Peri Reed is trying to lie low and live a life off the grid. After discovering in The Drafter that the life she’d been leading was fabricated, Peri is in hiding from Bill, her ex Opti handler. Unfortunately, Bill has other plans for her. A drug has been created that would return all of the memories she’d lost. The catch is that she’d be hooked, and Bill could control her by providing her with the drug, Evocane. Her choice between re-discovering herself and becoming, essentially, a crack addict was actually a difficult one. The Operator explores her relationship with the man she once loved but forgot, the man she loved who betrayed her and the boss she’d like to kill. With a couple other psychopaths thrown into the game.
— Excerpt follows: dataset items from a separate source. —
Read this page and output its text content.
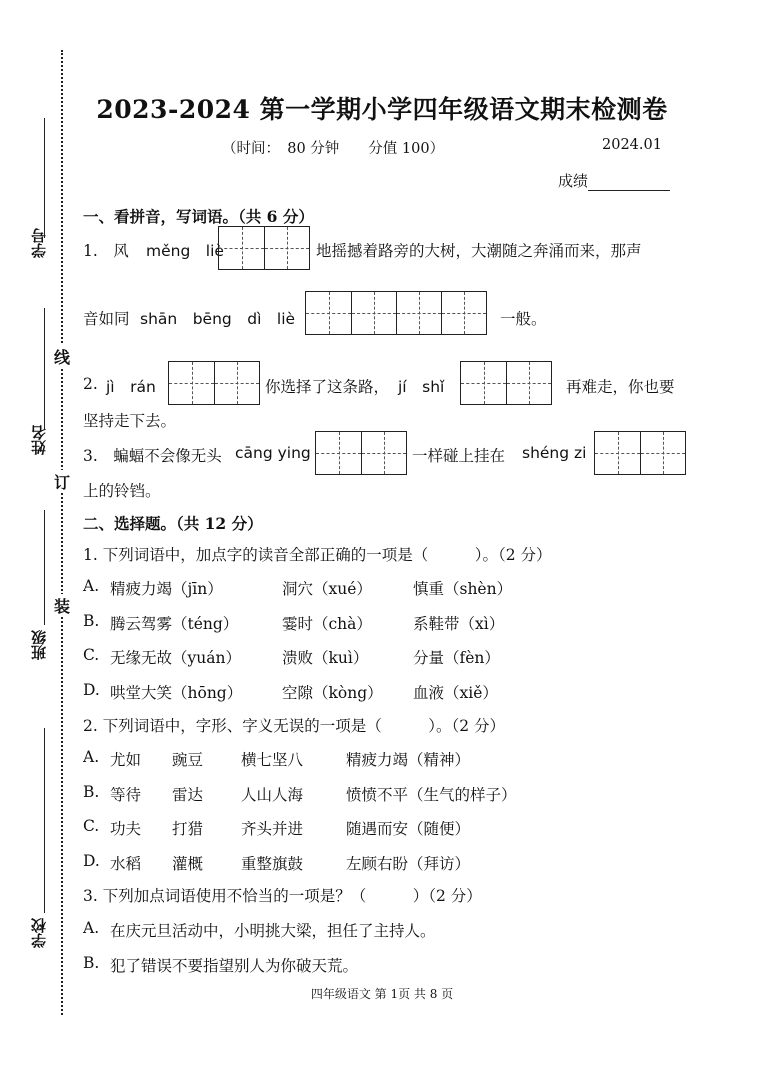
学号
姓名
班级
学校
线
订
装
2023-2024 第一学期小学四年级语文期末检测卷
（时间：　80 分钟　　分值 100）	2024.01
成绩
一、看拼音，写词语。（共 6 分）
1.　风 měng　liè	地摇撼着路旁的大树，大潮随之奔涌而来，那声
音如同 shān　bēng　dì　liè	一般。
2. jì　rán	你选择了这条路， jí　shǐ	再难走，你也要
坚持走下去。
3.　蝙蝠不会像无头 cāng ying	一样碰上挂在 shéng zi
上的铃铛。
二、选择题。（共 12 分）
1. 下列词语中，加点字的读音全部正确的一项是（　　　）。（2 分）
A. 精疲力竭（jīn）	洞穴（xué）	慎重（shèn）
B. 腾云驾雾（téng）	霎时（chà）	系鞋带（xì）
C. 无缘无故（yuán）	溃败（kuì）	分量（fèn）
D. 哄堂大笑（hōng）	空隙（kòng） 血液（xiě）
2. 下列词语中，字形、字义无误的一项是（　　　）。（2 分）
A. 尤如 豌豆 横七坚八	精疲力竭（精神）
B. 等待 雷达 人山人海	愤愤不平（生气的样子）
C. 功夫 打猎 齐头并进	随遇而安（随便）
D. 水稻 灌概 重整旗鼓	左顾右盼（拜访）
3. 下列加点词语使用不恰当的一项是？（　　　）（2 分）
A. 在庆元旦活动中，小明挑大梁，担任了主持人。
B. 犯了错误不要指望别人为你破天荒。
四年级语文 第 1页 共 8 页
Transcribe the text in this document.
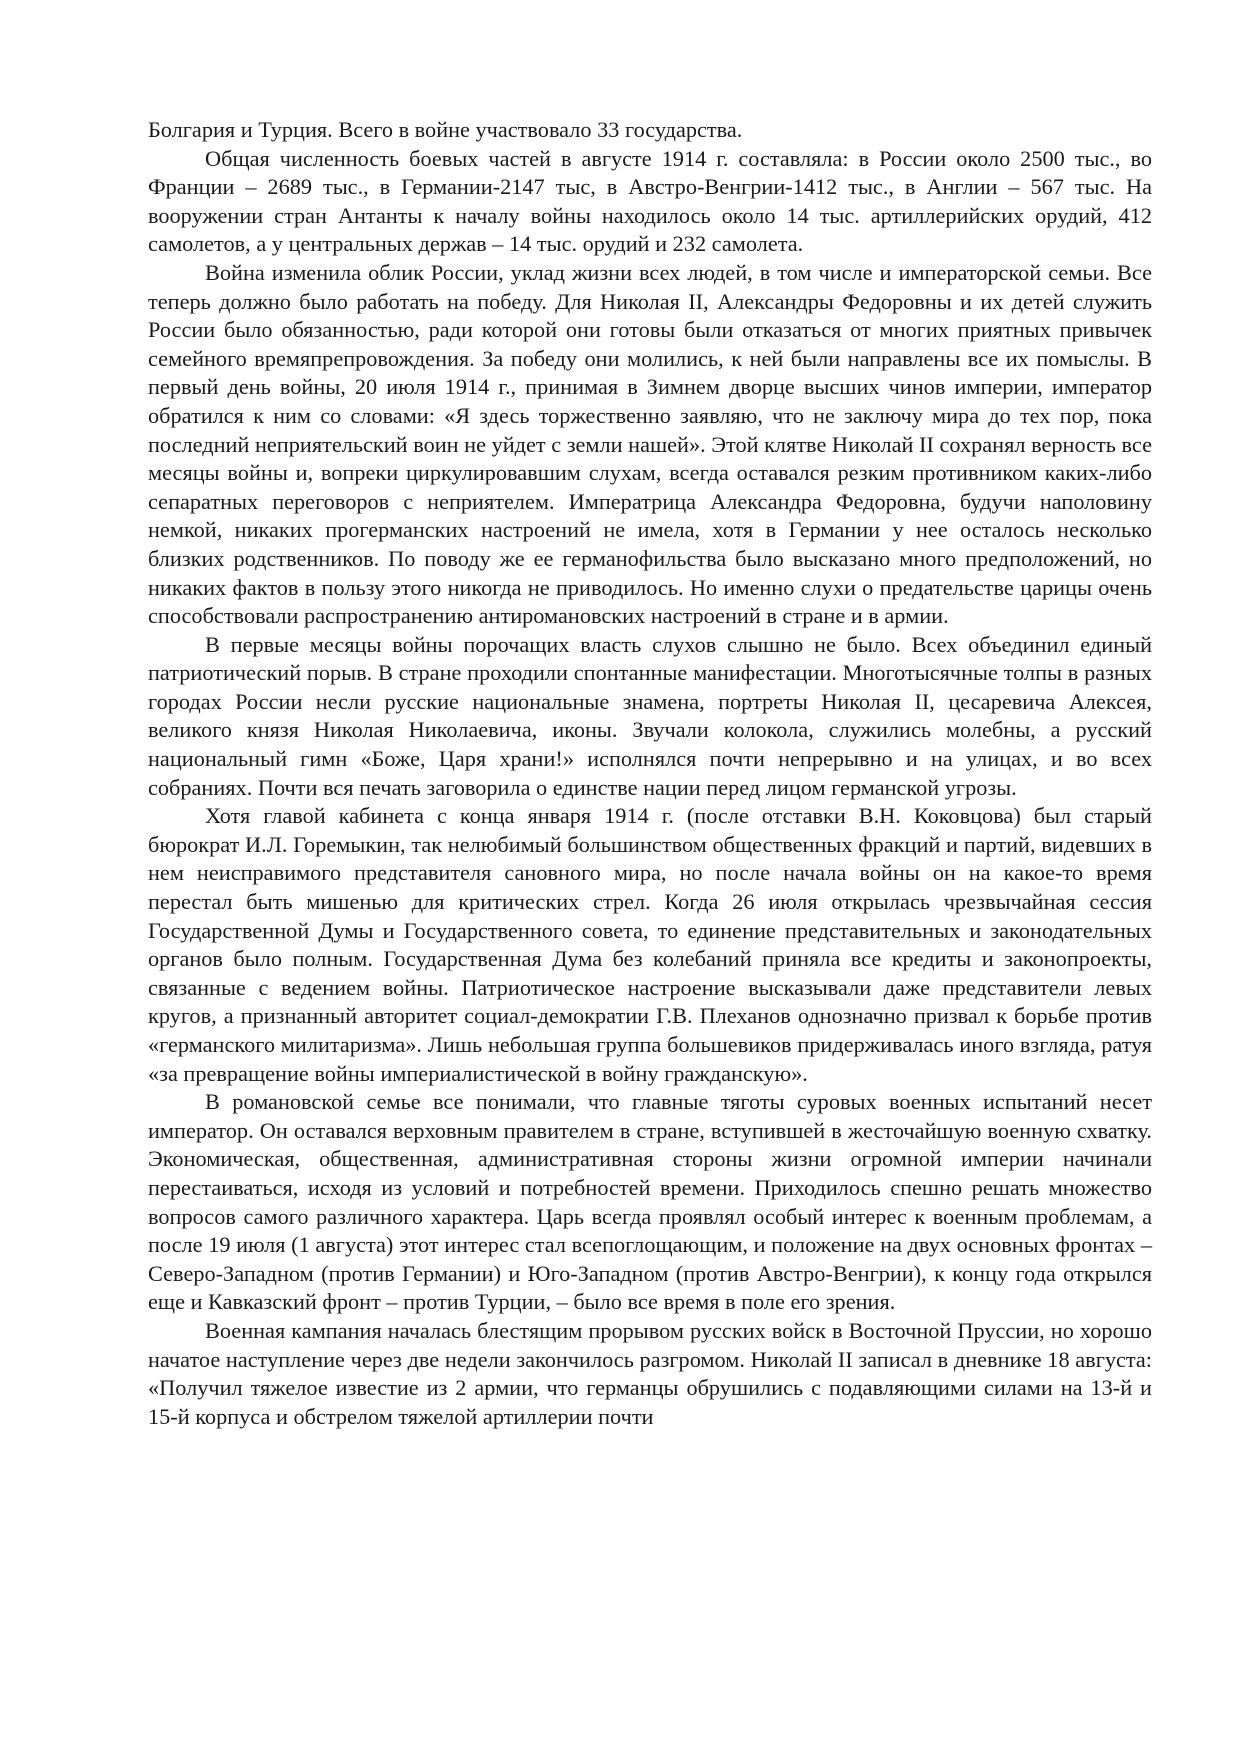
Болгария и Турция. Всего в войне участвовало 33 государства.

Общая численность боевых частей в августе 1914 г. составляла: в России около 2500 тыс., во Франции – 2689 тыс., в Германии-2147 тыс, в Австро-Венгрии-1412 тыс., в Англии – 567 тыс. На вооружении стран Антанты к началу войны находилось около 14 тыс. артиллерийских орудий, 412 самолетов, а у центральных держав – 14 тыс. орудий и 232 самолета.

Война изменила облик России, уклад жизни всех людей, в том числе и императорской семьи. Все теперь должно было работать на победу. Для Николая II, Александры Федоровны и их детей служить России было обязанностью, ради которой они готовы были отказаться от многих приятных привычек семейного времяпрепровождения. За победу они молились, к ней были направлены все их помыслы. В первый день войны, 20 июля 1914 г., принимая в Зимнем дворце высших чинов империи, император обратился к ним со словами: «Я здесь торжественно заявляю, что не заключу мира до тех пор, пока последний неприятельский воин не уйдет с земли нашей». Этой клятве Николай II сохранял верность все месяцы войны и, вопреки циркулировавшим слухам, всегда оставался резким противником каких-либо сепаратных переговоров с неприятелем. Императрица Александра Федоровна, будучи наполовину немкой, никаких прогерманских настроений не имела, хотя в Германии у нее осталось несколько близких родственников. По поводу же ее германофильства было высказано много предположений, но никаких фактов в пользу этого никогда не приводилось. Но именно слухи о предательстве царицы очень способствовали распространению антиромановских настроений в стране и в армии.

В первые месяцы войны порочащих власть слухов слышно не было. Всех объединил единый патриотический порыв. В стране проходили спонтанные манифестации. Многотысячные толпы в разных городах России несли русские национальные знамена, портреты Николая II, цесаревича Алексея, великого князя Николая Николаевича, иконы. Звучали колокола, служились молебны, а русский национальный гимн «Боже, Царя храни!» исполнялся почти непрерывно и на улицах, и во всех собраниях. Почти вся печать заговорила о единстве нации перед лицом германской угрозы.

Хотя главой кабинета с конца января 1914 г. (после отставки В.Н. Коковцова) был старый бюрократ И.Л. Горемыкин, так нелюбимый большинством общественных фракций и партий, видевших в нем неисправимого представителя сановного мира, но после начала войны он на какое-то время перестал быть мишенью для критических стрел. Когда 26 июля открылась чрезвычайная сессия Государственной Думы и Государственного совета, то единение представительных и законодательных органов было полным. Государственная Дума без колебаний приняла все кредиты и законопроекты, связанные с ведением войны. Патриотическое настроение высказывали даже представители левых кругов, а признанный авторитет социал-демократии Г.В. Плеханов однозначно призвал к борьбе против «германского милитаризма». Лишь небольшая группа большевиков придерживалась иного взгляда, ратуя «за превращение войны империалистической в войну гражданскую».

В романовской семье все понимали, что главные тяготы суровых военных испытаний несет император. Он оставался верховным правителем в стране, вступившей в жесточайшую военную схватку. Экономическая, общественная, административная стороны жизни огромной империи начинали перестаиваться, исходя из условий и потребностей времени. Приходилось спешно решать множество вопросов самого различного характера. Царь всегда проявлял особый интерес к военным проблемам, а после 19 июля (1 августа) этот интерес стал всепоглощающим, и положение на двух основных фронтах – Северо-Западном (против Германии) и Юго-Западном (против Австро-Венгрии), к концу года открылся еще и Кавказский фронт – против Турции, – было все время в поле его зрения.

Военная кампания началась блестящим прорывом русских войск в Восточной Пруссии, но хорошо начатое наступление через две недели закончилось разгромом. Николай II записал в дневнике 18 августа: «Получил тяжелое известие из 2 армии, что германцы обрушились с подавляющими силами на 13-й и 15-й корпуса и обстрелом тяжелой артиллерии почти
The Operator explored a bit more of Peri’s background. Silas, the man she loved and had wiped from her memory, is no longer content to watch things happen from the sidelines. In my opinion, he’s a big part of the success of this story. Without Silas, Peri would just be a caricature, an empty humanoid shell. The fact that she wants to remember their previous life together gives her the strength to fight for her freedom, and someone we can identify with and root for. Kim Harrison is the author of one of my favorite series (The Hollows) and I can’t help but compare Peri to that series female protagonist, Rachel Morgan. Peri and Rachel have a couple of things in common. They both have an inordinate amount of talent, they are a bit insecure, and their conscious comes in the form of a sidekick (Peri’s a hallucination of her ex partner and Rachel’s a pixie named Jenks). They both have a lot of honor, even though they may use bad judgement and extraordinary means to deliver the right outcome. When I pick up a book in either of their series, I know I am in for a wild ride. The Operator was definitely that!